Both MediaTomb and Rygel could handle this to an extent, transcoding the audio to raw LPCM data to send over the network. This doesn’t require much CPU power on the server side, and only requires 1.4 Mbit/s of bandwidth, which is manageable on most home networks. Unfortunately the only playback controls enabled in this mode are play and stop: if you want to pause, fast forward or rewind then you’re out of luck.
Given that Rygel has a fairly simple code base, I thought I’d have a go at fixing this. The first solution I tried was the one I’ve mentioned a few times before: with uncompressed PCM data file offsets can be easily converted to sample numbers, so if the source format allows time based seeking, we can easily satisfy byte range requests.
I got a basic implementation of this working, but it was a little bit jumpy and not as stable as I’d like. Before fully debugging it, I started looking at the mysterious DLNA options I’d copied over to get things working. One of those was the “DLNA operation”, which was set to “range” mode. Looking at the GUPnP header files, I noticed there was another value named “timeseek”. When I picked this option, the HTTP requests from the PS3 changed:
GET /... HTTP/1.1 Host: ... User-Agent: PLAYSTATION 3 Connection: Keep-Alive Accept-Encoding: identity TimeSeekRange.dlna.org: npt=0.00- transferMode.dlna.org: Streaming
The pause, rewind and fast forward controls were now active, although only the pause control actually worked properly. After fast forwarding or rewinding, the PS3 would issue another HTTP request with the TimeSeekRange.dlna.org header specifying the new offset, but the playback position would reset to the start of the track when the operation completed. After a little more experimentation, I found that the playback position didn’t reset if I included TimeSeekRange.dlna.org in the response headers. Of course, I was still sending back the beginning of the track at this point but the PS3 acted as though it was playing from the new point in the song.
It wasn’t much more work to update the GStreamer calls to seek to the requested offset before playback and things worked pretty much as well as for non-transcoded files. And since this solution didn’t involve byte offsets, it also worked for Rygel’s other transcoders.
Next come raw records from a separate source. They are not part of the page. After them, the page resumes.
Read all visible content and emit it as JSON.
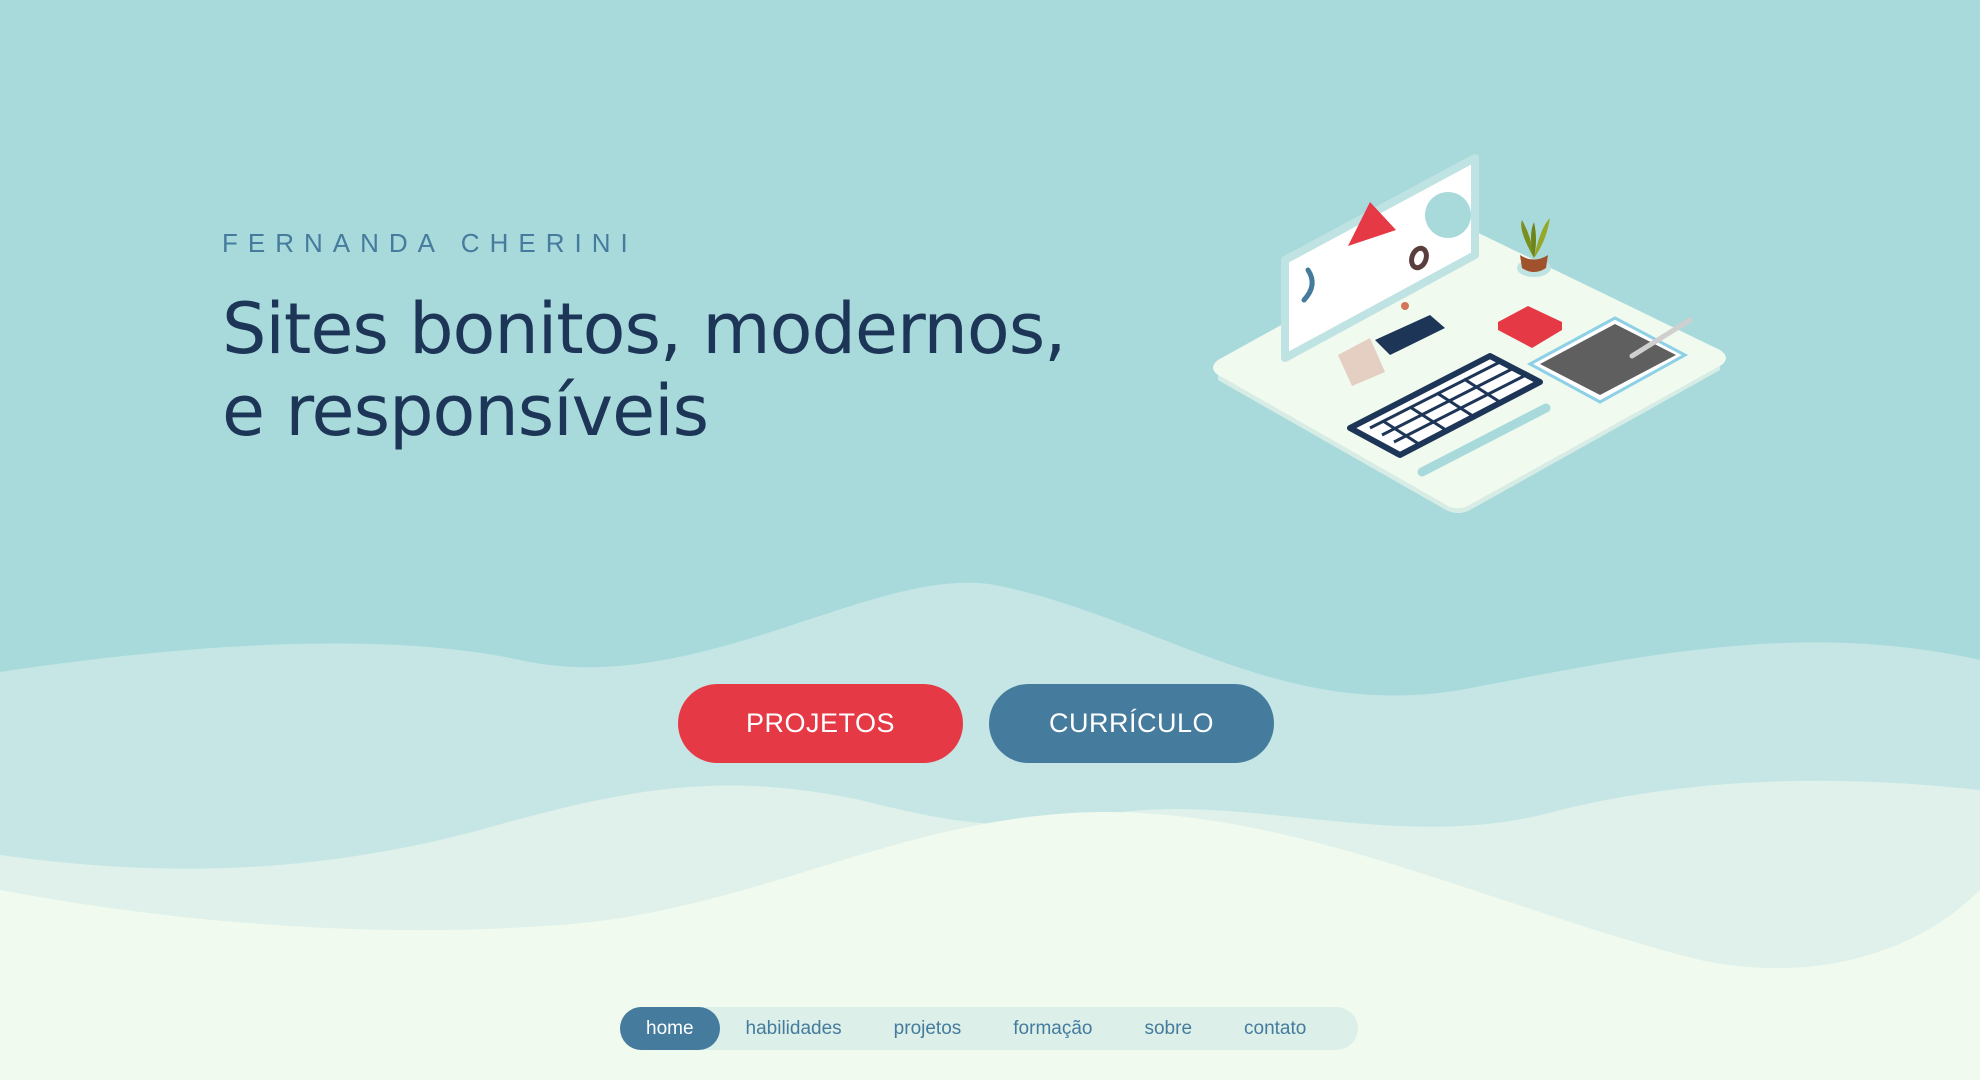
{
  "hero": {
    "eyebrow": "FERNANDA CHERINI",
    "headline_line1": "Sites bonitos, modernos,",
    "headline_line2": "e responsíveis"
  },
  "buttons": {
    "projects_label": "PROJETOS",
    "resume_label": "CURRÍCULO"
  },
  "nav": {
    "items": [
      {
        "label": "home",
        "active": true
      },
      {
        "label": "habilidades",
        "active": false
      },
      {
        "label": "projetos",
        "active": false
      },
      {
        "label": "formação",
        "active": false
      },
      {
        "label": "sobre",
        "active": false
      },
      {
        "label": "contato",
        "active": false
      }
    ]
  },
  "colors": {
    "background": "#a8dadc",
    "wave_light": "#c5e6e5",
    "wave_lighter": "#dff1ea",
    "wave_lightest": "#f1faee",
    "primary_red": "#e63946",
    "primary_blue": "#457b9d",
    "navy": "#1d3557"
  },
  "illustration": {
    "icons": [
      "computer-monitor-icon",
      "keyboard-icon",
      "tablet-icon",
      "stylus-icon",
      "plant-icon",
      "sticky-note-icon"
    ]
  }
}
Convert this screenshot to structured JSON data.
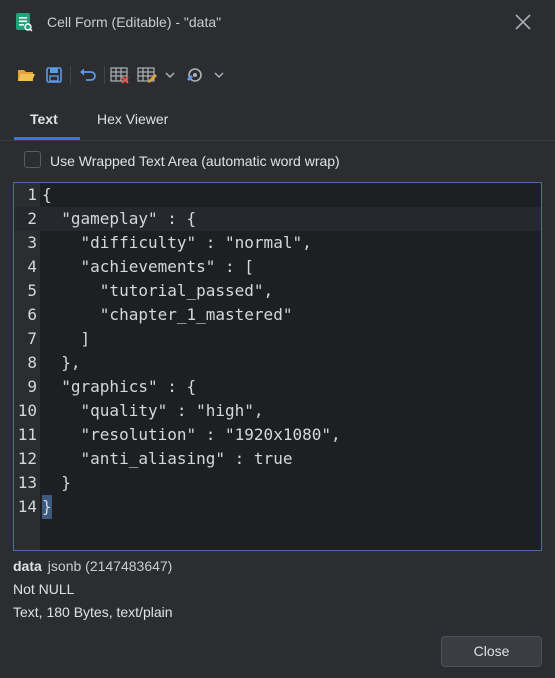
{
  "window": {
    "title": "Cell Form (Editable) - \"data\"",
    "app_icon": "datagrip-form-icon",
    "close_icon": "close-icon"
  },
  "toolbar": {
    "buttons": [
      "open-folder-icon",
      "save-icon",
      "revert-icon",
      "grid-delete-icon",
      "grid-edit-icon",
      "chevron-down-icon",
      "tools-icon",
      "chevron-down-icon"
    ]
  },
  "tabs": [
    {
      "label": "Text",
      "active": true
    },
    {
      "label": "Hex Viewer",
      "active": false
    }
  ],
  "wrap_option": {
    "label": "Use Wrapped Text Area (automatic word wrap)",
    "checked": false
  },
  "editor": {
    "lines": [
      {
        "num": "1",
        "text": "{"
      },
      {
        "num": "2",
        "text": "  \"gameplay\" : {"
      },
      {
        "num": "3",
        "text": "    \"difficulty\" : \"normal\","
      },
      {
        "num": "4",
        "text": "    \"achievements\" : ["
      },
      {
        "num": "5",
        "text": "      \"tutorial_passed\","
      },
      {
        "num": "6",
        "text": "      \"chapter_1_mastered\""
      },
      {
        "num": "7",
        "text": "    ]"
      },
      {
        "num": "8",
        "text": "  },"
      },
      {
        "num": "9",
        "text": "  \"graphics\" : {"
      },
      {
        "num": "10",
        "text": "    \"quality\" : \"high\","
      },
      {
        "num": "11",
        "text": "    \"resolution\" : \"1920x1080\","
      },
      {
        "num": "12",
        "text": "    \"anti_aliasing\" : true"
      },
      {
        "num": "13",
        "text": "  }"
      },
      {
        "num": "14",
        "text": "}"
      }
    ]
  },
  "column_info": {
    "name": "data",
    "type": "jsonb (2147483647)",
    "nullability": "Not NULL",
    "details": "Text, 180 Bytes, text/plain"
  },
  "buttons": {
    "close": "Close"
  },
  "colors": {
    "accent": "#3574f0",
    "background": "#2b2d30",
    "editor_bg": "#1e1f22"
  }
}
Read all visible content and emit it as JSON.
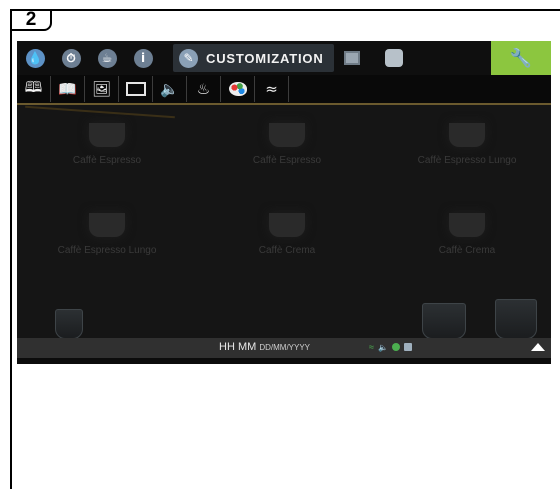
{
  "step": {
    "number": "2"
  },
  "tabs": {
    "active_label": "CUSTOMIZATION",
    "icons": [
      "water-drop-icon",
      "clock-icon",
      "cup-icon",
      "info-icon",
      "pencil-icon",
      "display-icon",
      "user-icon",
      "wrench-icon"
    ]
  },
  "toolbar": {
    "icons": [
      "book-icon",
      "book-open-icon",
      "image-icon",
      "frame-icon",
      "speaker-icon",
      "cup-heating-icon",
      "palette-icon",
      "wifi-icon"
    ]
  },
  "beverages": [
    "Caffè Espresso",
    "Caffè Espresso",
    "Caffè Espresso Lungo",
    "Caffè Espresso Lungo",
    "Caffè Crema",
    "Caffè Crema"
  ],
  "status": {
    "time": "HH MM",
    "date": "DD/MM/YYYY"
  },
  "colors": {
    "active_tab_bg": "#2b3137",
    "wrench_button": "#8cc63f",
    "screen_bg": "#151515",
    "status_green": "#4caf50"
  }
}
It even worked to an extent with video files, but the delay before playback was a bit too high to make it usable — fixing that would probably require caching the GStreamer pipeline between HTTP requests.
Thoughts on DLNA
While it can be fun to reverse engineer things like this, it was a bit annoying to only be able to find out about the feature by reading header files written by people with access to the specification. I can understand having interoperability and certification requirements to use the DLNA logo, but that does not require that the specifications be private.
As well as keeping the specification private, it feels like some aspects have been intentionally obfuscated, using bit fields represented in both binary and hexadecimal string representations inside the resource’s protocol info. This might seem reasonable if it was designed for easy parsing, but you need to go through two levels of XML processing (the SOAP envelope and then the DIDL payload) to get to these flags. Furthermore, the attributes inherited from the UPnP MediaServer specifications are all human readable so it doesn’t seem like an arbitrary choice.
On the bright side, I suppose we’re lucky they didn’t use cryptographic signatures to lock things down like Apple has with some of their protocols and file formats.